If Michael Johnson wins the 200 and 400 meters here, he likely will be remembered as the star of the Centennial Games. But he will not become the first track and field athlete to achieve that double. A woman, Valerie Brisco, did it in 1984.


With 15,000 athletes, coaches and officials, a staff of 10,000 and its own ZIP code, the Olympic Village will be Georgia's sixth-largest city.


Although she has not completely recovered from a stress fracture in her right shin, it appears as if U.S. gymnast Dominique Moceanu will compete in the Olympics. That has caused concern among those who criticize women's gymnastics because of the pressures placed on the competitors--most of them teenagers--by peers, parents and coaches.

Moceanu's parents advise critics to relax.

No, they say, they are not allowing their 14-year-old daughter to compete here simply because that is her desire.

No, they say, they are not forcing her to compete here simply because that is their desire.

"We wanted to know what the doctors had to say, and then we made our decision," Moceanu's mother, Camelia, said by telephone Saturday from the family's home in Houston, referring to her and her husband. "The doctors said it was OK."

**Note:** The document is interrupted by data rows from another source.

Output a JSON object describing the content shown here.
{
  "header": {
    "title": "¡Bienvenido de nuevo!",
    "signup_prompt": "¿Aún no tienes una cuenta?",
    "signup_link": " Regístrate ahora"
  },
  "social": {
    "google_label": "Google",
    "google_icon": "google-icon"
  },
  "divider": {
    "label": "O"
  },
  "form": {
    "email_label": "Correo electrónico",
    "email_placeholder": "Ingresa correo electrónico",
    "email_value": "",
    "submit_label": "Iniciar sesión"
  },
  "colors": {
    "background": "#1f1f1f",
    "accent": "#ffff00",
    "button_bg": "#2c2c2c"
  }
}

Moceanu, who last year became the United States' youngest all-around national champion and finished fifth in the world, did not compete in the U.S. trials two weeks ago but was waived onto the Olympic team because of her scores in this year's nationals.

Her mother said that doctors since have told them that they are surprised at Moceanu's rapid rate of recovery. A new portable ultrasound device called the Sonic Accelerated Fractured Healing System has helped.

"She is very strong for her age," Camelia said.

That does not mean that she has been performing without pain since resuming workouts a week ago. Her coach, Bela Karolyi, said that as a concession she probably would compete in only two events--the balance beam and uneven bars--in an exhibition Saturday night in Greensboro, N.C.

But despite published reports that suggest otherwise, she does not plan to eliminate the more difficult tricks from her routines.

"That's news to me," Camelia said of the speculation. "She's doing almost everything right now."


The people of Atlanta have been more burdened than anyone by price gouging, traffic congestion and the unrelenting sound of jackhammers, but, with few exceptions, they have not forgotten their manners. Or their sense of humor.


If the Atlanta Committee for the Olympic Games gets its act together before Friday night's opening ceremony, all will be forgiven. But so far, the organizing committee is not so good. ACOG's inefficiency is surpassed only by its arrogance.